Though I am an intern, my job is to help keep the internet running. Not your typical grab-coffee-and-make-Xerox-copies type of internship responsibility, is it? I am the sixth member of the founding team for a successful software company. I am also a 23-year-old college student who eats week-old bagels everyday to save money. Who am I? I am a DevOps software intern at a startup. And you could become one, too.
Why DevOps Interns Matter
I work at the early-stage startup Blue Matador. It may not sound appealing, but it is in basements and garages like this where the internet as we know it was born, raised, and nurtured to become the force it is today. It is the time-honored rite and expectation for a startup tech company to be founded in a setting just like this.
But why intern at one of these startups? Talented computer science students can get a job practically anywhere, including big-name companies that give their employees freshly squeezed orange juice, heated toilet-seats, and all the energy drink they can stomach (we’re looking at you, Google and Facebook). There’s something better internship can offer than fancy perks like those. I’m talking about feeling valued at work, learning transferable skills and making a meaningful contribution to a project.
Reason #1: Depth of Experience
I challenge any software student at a large company to match the exposure I had to DevOps industry experience or best practices as an intern. I found through my peer conversations that many of the skills learned at other internship experiences are not easily transferable to full-time opportunities. Interns are often tasked with company-specific projects that may never see the light of day. Or they’re given fringe open-source projects that may never give them the broad experience necessary for making any real contribution in the CS field.

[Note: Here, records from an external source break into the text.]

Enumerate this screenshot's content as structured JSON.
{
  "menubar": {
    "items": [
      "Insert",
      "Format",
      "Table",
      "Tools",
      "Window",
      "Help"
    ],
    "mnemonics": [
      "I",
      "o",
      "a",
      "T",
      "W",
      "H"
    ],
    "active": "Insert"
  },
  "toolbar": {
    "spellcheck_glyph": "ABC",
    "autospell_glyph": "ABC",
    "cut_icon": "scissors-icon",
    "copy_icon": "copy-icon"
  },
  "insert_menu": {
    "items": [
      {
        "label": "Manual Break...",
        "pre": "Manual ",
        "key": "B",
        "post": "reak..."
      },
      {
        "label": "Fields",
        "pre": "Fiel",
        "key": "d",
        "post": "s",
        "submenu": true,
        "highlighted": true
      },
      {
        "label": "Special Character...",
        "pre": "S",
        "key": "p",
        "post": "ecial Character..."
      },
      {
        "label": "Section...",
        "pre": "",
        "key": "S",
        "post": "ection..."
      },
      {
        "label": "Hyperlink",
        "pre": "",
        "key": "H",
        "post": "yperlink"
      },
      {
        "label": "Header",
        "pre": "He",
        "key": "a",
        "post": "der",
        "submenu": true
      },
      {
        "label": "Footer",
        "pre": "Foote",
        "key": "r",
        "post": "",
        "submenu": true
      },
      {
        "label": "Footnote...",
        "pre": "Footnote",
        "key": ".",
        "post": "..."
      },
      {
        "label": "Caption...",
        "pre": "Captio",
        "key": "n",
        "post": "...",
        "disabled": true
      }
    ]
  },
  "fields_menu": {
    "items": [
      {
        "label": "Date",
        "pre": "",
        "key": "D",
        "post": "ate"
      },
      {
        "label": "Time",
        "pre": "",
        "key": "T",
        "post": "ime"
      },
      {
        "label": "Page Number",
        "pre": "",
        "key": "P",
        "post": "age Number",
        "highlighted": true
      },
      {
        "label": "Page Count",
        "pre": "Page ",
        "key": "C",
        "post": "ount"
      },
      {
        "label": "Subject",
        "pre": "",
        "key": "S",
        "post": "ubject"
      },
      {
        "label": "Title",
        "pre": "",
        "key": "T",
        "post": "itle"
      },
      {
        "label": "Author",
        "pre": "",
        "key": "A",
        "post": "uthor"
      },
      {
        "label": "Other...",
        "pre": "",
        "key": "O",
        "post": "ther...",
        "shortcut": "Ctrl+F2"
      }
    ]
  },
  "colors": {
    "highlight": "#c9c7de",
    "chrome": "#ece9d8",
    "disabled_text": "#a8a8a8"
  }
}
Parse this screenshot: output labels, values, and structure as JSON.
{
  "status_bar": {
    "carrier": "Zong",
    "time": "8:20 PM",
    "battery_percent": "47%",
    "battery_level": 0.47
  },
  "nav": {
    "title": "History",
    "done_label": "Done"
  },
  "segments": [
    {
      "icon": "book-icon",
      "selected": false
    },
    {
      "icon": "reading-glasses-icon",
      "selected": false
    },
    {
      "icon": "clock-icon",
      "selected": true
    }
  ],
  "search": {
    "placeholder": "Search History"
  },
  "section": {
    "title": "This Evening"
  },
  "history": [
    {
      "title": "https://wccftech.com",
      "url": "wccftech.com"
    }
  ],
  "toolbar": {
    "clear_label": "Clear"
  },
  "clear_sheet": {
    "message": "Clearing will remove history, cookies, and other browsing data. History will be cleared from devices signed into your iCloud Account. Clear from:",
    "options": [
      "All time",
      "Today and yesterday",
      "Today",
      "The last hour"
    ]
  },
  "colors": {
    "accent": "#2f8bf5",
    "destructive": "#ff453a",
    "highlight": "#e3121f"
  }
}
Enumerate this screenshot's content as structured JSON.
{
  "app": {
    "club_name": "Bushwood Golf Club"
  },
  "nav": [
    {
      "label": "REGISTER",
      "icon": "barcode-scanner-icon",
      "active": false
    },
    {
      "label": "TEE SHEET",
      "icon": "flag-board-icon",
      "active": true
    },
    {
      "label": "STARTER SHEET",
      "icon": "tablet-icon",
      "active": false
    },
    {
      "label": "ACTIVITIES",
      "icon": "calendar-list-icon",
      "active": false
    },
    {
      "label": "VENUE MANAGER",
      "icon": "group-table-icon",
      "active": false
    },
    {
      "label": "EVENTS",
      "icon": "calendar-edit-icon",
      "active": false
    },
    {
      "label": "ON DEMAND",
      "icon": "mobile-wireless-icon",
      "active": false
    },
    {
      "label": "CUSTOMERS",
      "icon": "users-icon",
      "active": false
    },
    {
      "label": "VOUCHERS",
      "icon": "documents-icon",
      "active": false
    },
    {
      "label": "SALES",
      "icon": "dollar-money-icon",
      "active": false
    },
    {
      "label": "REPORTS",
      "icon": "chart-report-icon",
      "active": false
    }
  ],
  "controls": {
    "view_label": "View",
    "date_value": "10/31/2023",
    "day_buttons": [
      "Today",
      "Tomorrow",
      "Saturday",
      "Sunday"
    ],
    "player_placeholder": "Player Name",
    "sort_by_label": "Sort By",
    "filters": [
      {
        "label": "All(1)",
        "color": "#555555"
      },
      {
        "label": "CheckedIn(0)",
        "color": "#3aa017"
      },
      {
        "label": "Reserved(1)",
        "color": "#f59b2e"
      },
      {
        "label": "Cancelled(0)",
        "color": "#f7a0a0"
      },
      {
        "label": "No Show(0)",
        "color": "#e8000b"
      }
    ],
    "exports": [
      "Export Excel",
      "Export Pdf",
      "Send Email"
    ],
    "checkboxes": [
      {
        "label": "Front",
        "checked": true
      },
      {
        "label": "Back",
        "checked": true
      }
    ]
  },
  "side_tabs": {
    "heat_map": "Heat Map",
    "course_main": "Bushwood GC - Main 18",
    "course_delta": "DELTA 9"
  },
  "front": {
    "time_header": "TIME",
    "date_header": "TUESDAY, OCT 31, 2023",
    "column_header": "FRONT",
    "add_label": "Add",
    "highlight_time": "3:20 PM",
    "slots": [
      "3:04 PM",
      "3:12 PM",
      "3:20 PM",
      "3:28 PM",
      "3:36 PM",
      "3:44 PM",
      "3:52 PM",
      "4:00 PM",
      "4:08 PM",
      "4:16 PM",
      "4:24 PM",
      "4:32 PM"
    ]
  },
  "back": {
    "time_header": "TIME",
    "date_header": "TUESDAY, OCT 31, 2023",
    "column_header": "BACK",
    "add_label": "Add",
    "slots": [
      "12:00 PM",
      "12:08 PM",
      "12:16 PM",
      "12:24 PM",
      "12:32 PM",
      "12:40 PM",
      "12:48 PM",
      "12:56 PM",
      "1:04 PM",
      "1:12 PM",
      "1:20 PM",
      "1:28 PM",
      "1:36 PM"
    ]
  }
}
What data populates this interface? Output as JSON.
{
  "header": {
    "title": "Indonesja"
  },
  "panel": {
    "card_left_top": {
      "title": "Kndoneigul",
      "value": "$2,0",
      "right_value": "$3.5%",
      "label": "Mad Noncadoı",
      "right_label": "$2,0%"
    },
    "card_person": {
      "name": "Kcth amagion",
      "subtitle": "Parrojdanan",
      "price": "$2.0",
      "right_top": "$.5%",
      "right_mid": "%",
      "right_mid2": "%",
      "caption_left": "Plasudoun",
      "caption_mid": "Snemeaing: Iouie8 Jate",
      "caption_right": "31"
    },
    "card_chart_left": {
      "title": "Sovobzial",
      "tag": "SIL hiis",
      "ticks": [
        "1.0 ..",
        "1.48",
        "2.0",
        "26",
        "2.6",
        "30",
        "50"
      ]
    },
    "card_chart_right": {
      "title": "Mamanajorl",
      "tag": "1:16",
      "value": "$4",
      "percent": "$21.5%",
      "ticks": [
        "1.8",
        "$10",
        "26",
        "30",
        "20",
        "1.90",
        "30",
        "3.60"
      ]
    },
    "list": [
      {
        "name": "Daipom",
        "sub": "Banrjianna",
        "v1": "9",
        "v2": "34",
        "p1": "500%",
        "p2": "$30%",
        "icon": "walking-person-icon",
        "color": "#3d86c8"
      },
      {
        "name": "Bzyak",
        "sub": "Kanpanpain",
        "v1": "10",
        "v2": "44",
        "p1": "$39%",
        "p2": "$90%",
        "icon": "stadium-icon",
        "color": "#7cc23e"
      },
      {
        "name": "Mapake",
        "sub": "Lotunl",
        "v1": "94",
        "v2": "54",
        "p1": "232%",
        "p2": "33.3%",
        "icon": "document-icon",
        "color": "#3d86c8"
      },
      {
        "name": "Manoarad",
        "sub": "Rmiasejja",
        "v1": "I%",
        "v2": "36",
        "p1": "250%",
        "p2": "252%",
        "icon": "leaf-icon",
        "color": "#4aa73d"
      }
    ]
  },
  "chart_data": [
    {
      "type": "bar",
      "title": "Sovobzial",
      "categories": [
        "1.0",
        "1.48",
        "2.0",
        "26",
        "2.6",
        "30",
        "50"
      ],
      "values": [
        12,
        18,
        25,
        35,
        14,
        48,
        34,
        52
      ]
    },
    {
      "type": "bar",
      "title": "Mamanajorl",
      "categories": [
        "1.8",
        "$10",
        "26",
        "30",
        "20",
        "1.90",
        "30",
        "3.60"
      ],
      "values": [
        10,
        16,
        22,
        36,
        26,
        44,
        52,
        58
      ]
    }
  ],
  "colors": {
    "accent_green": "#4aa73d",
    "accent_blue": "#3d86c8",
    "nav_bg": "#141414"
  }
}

Interns at Blue Matador have the opportunity to learn the latest technologies available. Rather than working on an ancient PHP codebase, I get to work on everything from microservices written in Scala, real-time stream processing using Apache Storm, Frontends made in React, and our agent written in Google’s Go language (golang).
Reason #2: Value of Contributions
My contribution is valued and important at Blue Matador. In the few months since I began working here, I’ve worked with a broad range of technologies that touch every aspect of our production codebase. The contributions I made are not just discarded as so many other intern projects tend to be. Instead, my work was kept, reviewed, and released just like any other piece of production code written by the other two software engineers.
Reason #3: Broad Range of Duties
Developer? Or network operations person? How about both? Some of the most invaluable qualities for students to learn are only accessible through a startup. At Blue Matador I’ve learned all about entrepreneurship and startup funding, I actively assisted in interviewing prospective employees for positions, and I make crucial product-design decisions that will affect the direction of the company for years to come. Other interns may not even have those experiences until years after they graduate.
Reason #4: Job Satisfaction
I’ve also found that the same level of camaraderie and friendship doesn’t seem to exist at larger companies. At Blue Matador, I am involved in the lives of all of my coworkers. We spend time together outside of work and enjoy each other’s company. I’m not lost in a crowd of faces or just another intern to them. I work directly with the CEO, and he’s genuinely interested in who I am. We even joke around with each other — the intern and the CEO — because we know each other so well by now.
Startups are about growth: both of the company and their employees. I can definitely say that Blue Matador has given me the kickstart I need to continue working in the field when I graduate. I do not believe that a larger company could give as great an experience as I have received here.